The biggest lesson of this month’s sweeping Democratic election victories is that President Donald Trump is continuing to cast an outsize shadow over every other election during his presidential term.

Over the past several decades, the general trend has been that attitudes toward presidents from both parties have exerted growing influence over other elections. But even against that broader trend, Trump stands out.

In this month’s elections, as in 2018 and 2020, voters who disapproved of Trump’s job performance voted for the other party’s candidates at an even higher rate than for any other recent president. The power and persistence of that pattern — in both the midterm and presidential year elections during Trump’s first term — suggests that the single most important variable in most midterm contests next year will be whether more voters in that race approve or disapprove of his record in the White House.

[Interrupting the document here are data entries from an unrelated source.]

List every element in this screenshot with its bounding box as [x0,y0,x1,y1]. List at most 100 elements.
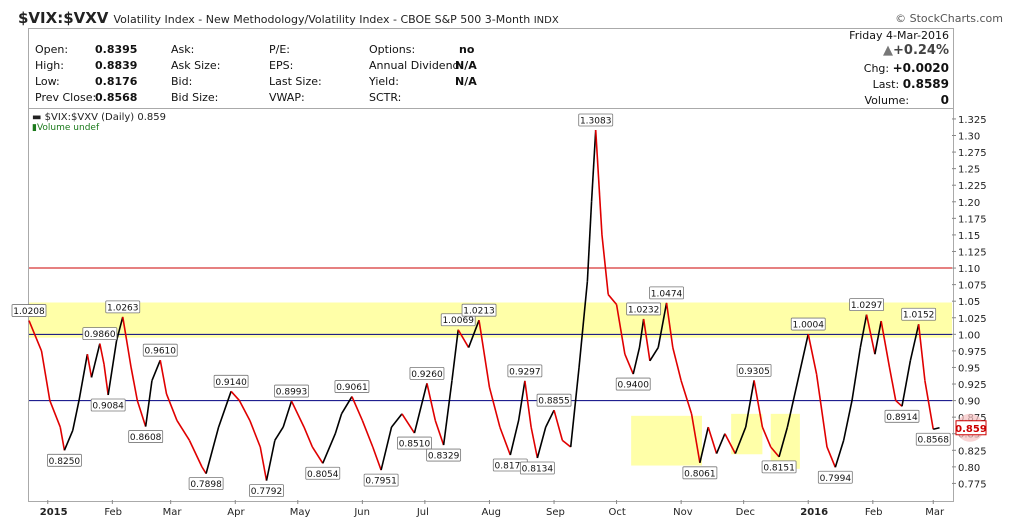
price-segment [165,393,178,421]
price-segment [144,380,153,427]
price-segment [544,409,555,428]
price-chart[interactable]: 0.7750.800.8250.850.8750.900.9250.950.97… [0,0,1015,528]
y-tick-label: 1.125 [958,247,987,258]
x-tick-label: Nov [673,507,693,518]
price-segment [761,426,772,448]
value-label: 0.8914 [886,413,918,423]
price-segment [672,347,682,381]
price-segment [624,353,634,375]
y-tick-label: 0.925 [958,380,987,391]
value-label: 0.7898 [190,480,222,490]
value-label: 0.9260 [411,370,443,380]
value-label: 0.8568 [917,436,949,446]
highlight-box [631,415,702,466]
price-segment [71,400,80,431]
value-label: 0.9084 [92,402,124,412]
value-label: 0.8993 [276,388,308,398]
value-label: 1.0297 [851,301,883,311]
volume-legend-text: Volume undef [36,123,100,133]
y-tick-label: 1.10 [958,264,980,275]
value-label: 1.0069 [442,316,474,326]
value-label: 0.8151 [763,463,795,473]
value-label: 0.8054 [307,470,339,480]
price-segment [815,373,828,448]
legend-series-text: $VIX:$VXV (Daily) 0.859 [44,112,166,123]
legend-line-icon: ▬ [32,112,42,123]
price-segment [426,383,437,421]
price-segment [413,383,428,434]
price-segment [340,396,353,415]
price-segment [509,420,520,456]
series-legend: ▬ $VIX:$VXV (Daily) 0.859 [32,112,166,123]
x-tick-label: Jul [416,507,429,518]
y-tick-label: 1.025 [958,314,987,325]
price-segment [561,439,572,448]
price-segment [290,400,305,428]
value-label: 0.8510 [399,440,431,450]
price-segment [401,413,416,434]
price-segment [786,333,810,428]
value-label: 0.9400 [617,381,649,391]
price-segment [230,390,241,402]
price-segment [303,426,314,448]
price-segment [188,440,203,468]
y-tick-label: 1.25 [958,165,980,176]
y-tick-label: 0.90 [958,397,980,408]
y-tick-label: 1.175 [958,214,987,225]
x-tick-label: May [290,507,311,518]
price-segment [249,420,262,448]
value-label: 0.8250 [49,457,81,467]
price-segment [488,387,501,428]
price-segment [524,380,532,428]
price-segment [924,380,935,430]
price-segment [201,466,207,475]
y-tick-label: 0.775 [958,479,987,490]
y-tick-label: 1.325 [958,115,987,126]
y-tick-label: 0.95 [958,363,980,374]
price-segment [40,350,51,401]
price-segment [390,413,403,428]
price-segment [86,354,93,378]
price-segment [594,129,603,235]
price-segment [499,426,512,456]
price-segment [103,364,109,396]
value-label: 0.9297 [509,367,541,377]
value-label: 1.0004 [792,321,824,331]
price-segment [176,420,191,441]
value-label: 0.9305 [738,367,770,377]
x-tick-label: 2016 [800,507,828,518]
price-segment [99,343,105,365]
price-segment [851,347,862,401]
x-tick-label: Apr [227,507,245,518]
price-segment [380,426,393,471]
y-tick-label: 1.00 [958,330,980,341]
price-segment [601,234,610,295]
value-label: 0.8608 [130,433,162,443]
price-segment [274,426,284,441]
x-tick-label: Jun [353,507,370,518]
value-label: 1.0208 [13,307,45,317]
value-label: 0.7792 [251,487,283,497]
price-segment [649,347,659,362]
value-label: 1.0232 [628,305,660,315]
value-label: 0.9061 [336,383,368,393]
price-segment [107,340,118,396]
price-segment [888,367,897,401]
y-tick-label: 1.075 [958,281,987,292]
price-segment [590,129,597,202]
price-segment [707,426,718,454]
price-segment [434,420,445,446]
x-tick-label: Aug [481,507,501,518]
price-segment [238,400,251,421]
price-segment [536,426,547,459]
value-label: 0.9860 [84,330,116,340]
y-tick-label: 1.20 [958,198,980,209]
value-label: 0.7994 [820,474,852,484]
x-tick-label: Sep [546,507,565,518]
value-label: 0.9610 [145,347,177,357]
price-segment [715,433,726,454]
price-segment [842,400,853,441]
price-segment [569,367,580,448]
price-segment [90,343,101,378]
value-label: 0.8134 [522,464,554,474]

“I think he’s at the center of the stage and the spotlight,” said Sean Clegg, a senior adviser to California Gov. Gavin Newsom. “Trump is the story.”

Even many Republicans agree. “Donald Trump has so thoroughly dominated American politics for the last decade, and he has been so demanding of complete loyalty from anyone running as a Republican, that views of the Republican Party and Republican candidates are synonymous with views about Donald Trump,” said veteran GOP pollster Whit Ayres.

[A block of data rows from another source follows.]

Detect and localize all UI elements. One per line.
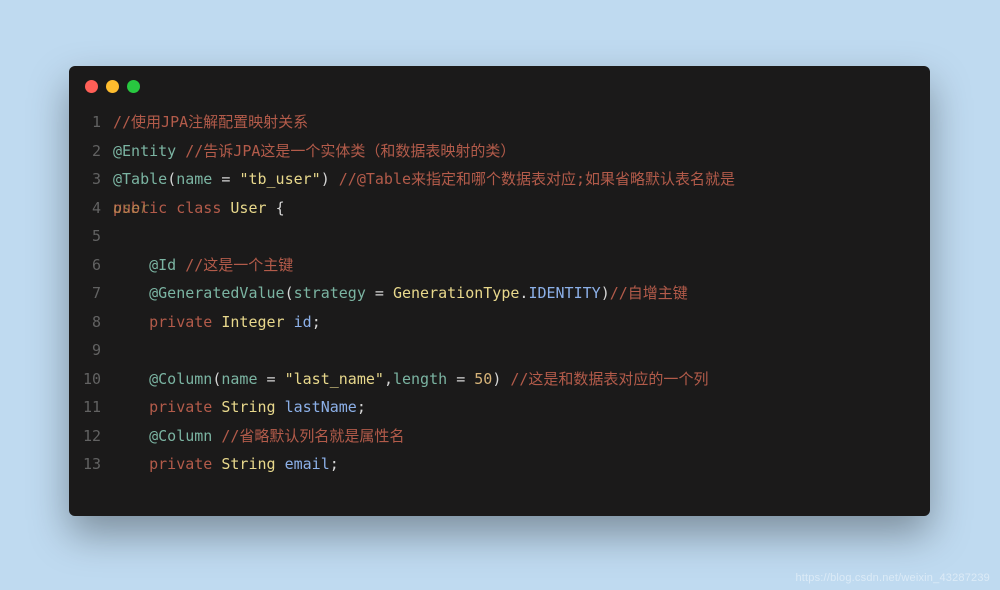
code-line: 7 @GeneratedValue(strategy = GenerationT…	[69, 279, 930, 308]
code-line: 13 private String email;	[69, 450, 930, 479]
code-area: 1//使用JPA注解配置映射关系2@Entity //告诉JPA这是一个实体类（…	[69, 106, 930, 479]
code-line: 2@Entity //告诉JPA这是一个实体类（和数据表映射的类）	[69, 137, 930, 166]
code-line: 1//使用JPA注解配置映射关系	[69, 108, 930, 137]
code-line: 6 @Id //这是一个主键	[69, 251, 930, 280]
line-number: 8	[69, 308, 113, 337]
line-number: 2	[69, 137, 113, 166]
code-content: @Column(name = "last_name",length = 50) …	[113, 365, 930, 394]
minimize-icon[interactable]	[106, 80, 119, 93]
line-number: 12	[69, 422, 113, 451]
line-number: 6	[69, 251, 113, 280]
code-line: 11 private String lastName;	[69, 393, 930, 422]
code-line: 5	[69, 222, 930, 251]
line-number: 10	[69, 365, 113, 394]
watermark-text: https://blog.csdn.net/weixin_43287239	[795, 572, 990, 584]
line-number: 11	[69, 393, 113, 422]
code-content: private Integer id;	[113, 308, 930, 337]
overlay-text: user	[113, 194, 149, 223]
code-content: @Table(name = "tb_user") //@Table来指定和哪个数…	[113, 165, 930, 194]
code-content	[113, 336, 930, 365]
close-icon[interactable]	[85, 80, 98, 93]
code-content: @Id //这是一个主键	[113, 251, 930, 280]
code-content: @Entity //告诉JPA这是一个实体类（和数据表映射的类）	[113, 137, 930, 166]
line-number: 13	[69, 450, 113, 479]
code-content: //使用JPA注解配置映射关系	[113, 108, 930, 137]
code-line: 8 private Integer id;	[69, 308, 930, 337]
code-content: private String lastName;	[113, 393, 930, 422]
line-number: 3	[69, 165, 113, 194]
code-window: 1//使用JPA注解配置映射关系2@Entity //告诉JPA这是一个实体类（…	[69, 66, 930, 516]
code-content: private String email;	[113, 450, 930, 479]
line-number: 9	[69, 336, 113, 365]
code-content: @Column //省略默认列名就是属性名	[113, 422, 930, 451]
window-titlebar	[69, 66, 930, 106]
line-number: 4	[69, 194, 113, 223]
maximize-icon[interactable]	[127, 80, 140, 93]
code-line: 9	[69, 336, 930, 365]
code-line: 12 @Column //省略默认列名就是属性名	[69, 422, 930, 451]
code-content: @GeneratedValue(strategy = GenerationTyp…	[113, 279, 930, 308]
code-line: 10 @Column(name = "last_name",length = 5…	[69, 365, 930, 394]
code-content: public class User {user	[113, 194, 930, 223]
line-number: 7	[69, 279, 113, 308]
code-line: 4public class User {user	[69, 194, 930, 223]
line-number: 5	[69, 222, 113, 251]
code-line: 3@Table(name = "tb_user") //@Table来指定和哪个…	[69, 165, 930, 194]
code-content	[113, 222, 930, 251]
line-number: 1	[69, 108, 113, 137]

That has benefited Republicans in red states where he’s helped the GOP consolidate almost unprecedented control. But the results in Virginia and New Jersey offered a pointed reminder that Trump’s indelible stamp on the GOP may once again become a burden next year on more politically contested terrain.

President Donald Trump speaks with reporters before boarding Air Force One at Lehigh Valley International Airport, on August 3, in Allentown, Pennsylvania. Julia Demaree Nikhinson/AP

A deepening connection

The correlation between attitudes toward the president and the outcomes of other elections has grown much more powerful over roughly the past half century. Through the 1980s and 1990s, it was fairly common for voters to separate their views of the president from how they voted in House, Senate and gubernatorial elections.

Exit poll results from that era quantified those divided loyalties. In the 1978 midterm election, for instance, Republicans in races for the House of Representatives won only 60% of voters who disapproved of Jimmy Carter’s performance as president — meaning 37% of voters unhappy with Carter still voted for other Democrats.